A major strength of this study is our large homogeneous population of post-MI patients, which provides a unique opportunity to study the course of kidney function decline in these patients. Second, we used as outcomes both eGFRcysC and eGFRcr-cysC, which are currently the most accurate methods available to estimate kidney function.26, 28, 45

To conclude, we found a faster rate of kidney function decline in post-MI patients with an increasing number of insufficiently treated cardiovascular risk factors (including unhealthy lifestyle). Post-MI patients with optimal cardiovascular and lifestyle parameters have an annual kidney function decline comparable to that of the general population. Further research is needed to investigate whether optimization of cardiovascular risk factors and healthy lifestyle may slow down the accelerated kidney function decline in post-MI patients.

Disclosure

EKH is a member of the Guideline Committee of the Dutch Federation of Nephrology.

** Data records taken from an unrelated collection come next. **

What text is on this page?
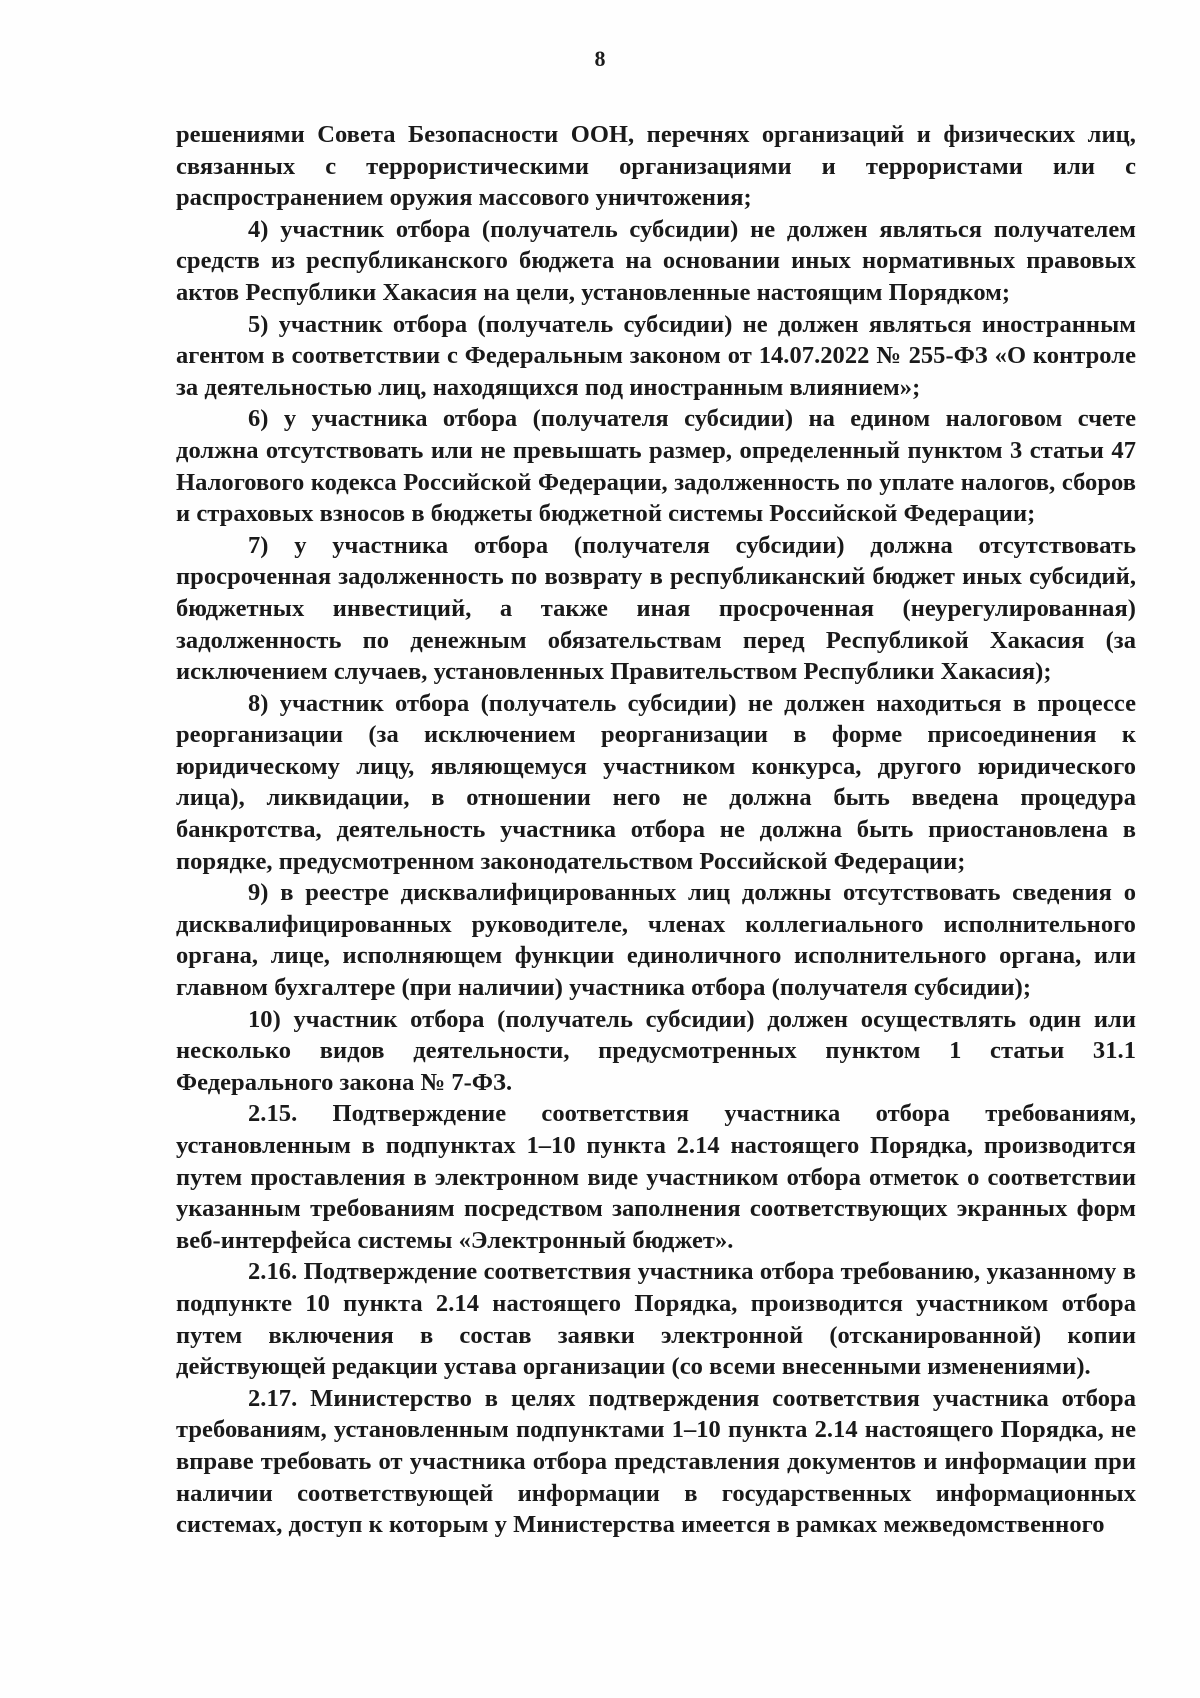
8

решениями Совета Безопасности ООН, перечнях организаций и физических лиц, связанных с террористическими организациями и террористами или с распространением оружия массового уничтожения;

4) участник отбора (получатель субсидии) не должен являться получателем средств из республиканского бюджета на основании иных нормативных правовых актов Республики Хакасия на цели, установленные настоящим Порядком;

5) участник отбора (получатель субсидии) не должен являться иностранным агентом в соответствии с Федеральным законом от 14.07.2022 № 255-ФЗ «О контроле за деятельностью лиц, находящихся под иностранным влиянием»;

6) у участника отбора (получателя субсидии) на едином налоговом счете должна отсутствовать или не превышать размер, определенный пунктом 3 статьи 47 Налогового кодекса Российской Федерации, задолженность по уплате налогов, сборов и страховых взносов в бюджеты бюджетной системы Российской Федерации;

7) у участника отбора (получателя субсидии) должна отсутствовать просроченная задолженность по возврату в республиканский бюджет иных субсидий, бюджетных инвестиций, а также иная просроченная (неурегулированная) задолженность по денежным обязательствам перед Республикой Хакасия (за исключением случаев, установленных Правительством Республики Хакасия);

8) участник отбора (получатель субсидии) не должен находиться в процессе реорганизации (за исключением реорганизации в форме присоединения к юридическому лицу, являющемуся участником конкурса, другого юридического лица), ликвидации, в отношении него не должна быть введена процедура банкротства, деятельность участника отбора не должна быть приостановлена в порядке, предусмотренном законодательством Российской Федерации;

9) в реестре дисквалифицированных лиц должны отсутствовать сведения о дисквалифицированных руководителе, членах коллегиального исполнительного органа, лице, исполняющем функции единоличного исполнительного органа, или главном бухгалтере (при наличии) участника отбора (получателя субсидии);

10) участник отбора (получатель субсидии) должен осуществлять один или несколько видов деятельности, предусмотренных пунктом 1 статьи 31.1 Федерального закона № 7-ФЗ.

2.15. Подтверждение соответствия участника отбора требованиям, установленным в подпунктах 1–10 пункта 2.14 настоящего Порядка, производится путем проставления в электронном виде участником отбора отметок о соответствии указанным требованиям посредством заполнения соответствующих экранных форм веб-интерфейса системы «Электронный бюджет».

2.16. Подтверждение соответствия участника отбора требованию, указанному в подпункте 10 пункта 2.14 настоящего Порядка, производится участником отбора путем включения в состав заявки электронной (отсканированной) копии действующей редакции устава организации (со всеми внесенными изменениями).

2.17. Министерство в целях подтверждения соответствия участника отбора требованиям, установленным подпунктами 1–10 пункта 2.14 настоящего Порядка, не вправе требовать от участника отбора представления документов и информации при наличии соответствующей информации в государственных информационных системах, доступ к которым у Министерства имеется в рамках межведомственного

JMG received research funding from Unilever R&D for epidemiological studies of dietary fatty acids and is a member of the Standing Committee on Nutrition of the Dutch Health Council, Working Group on Minerals of the European Food and Safety Authority, and Dutch Academy for Nutritional Sciences, and is a Fellow of the American Heart Association. DK received research funding from the Royal Netherlands Academy of Arts and Sciences and is Member of the Dutch Academy of Nutritional Sciences. All the other authors declared no competing interests.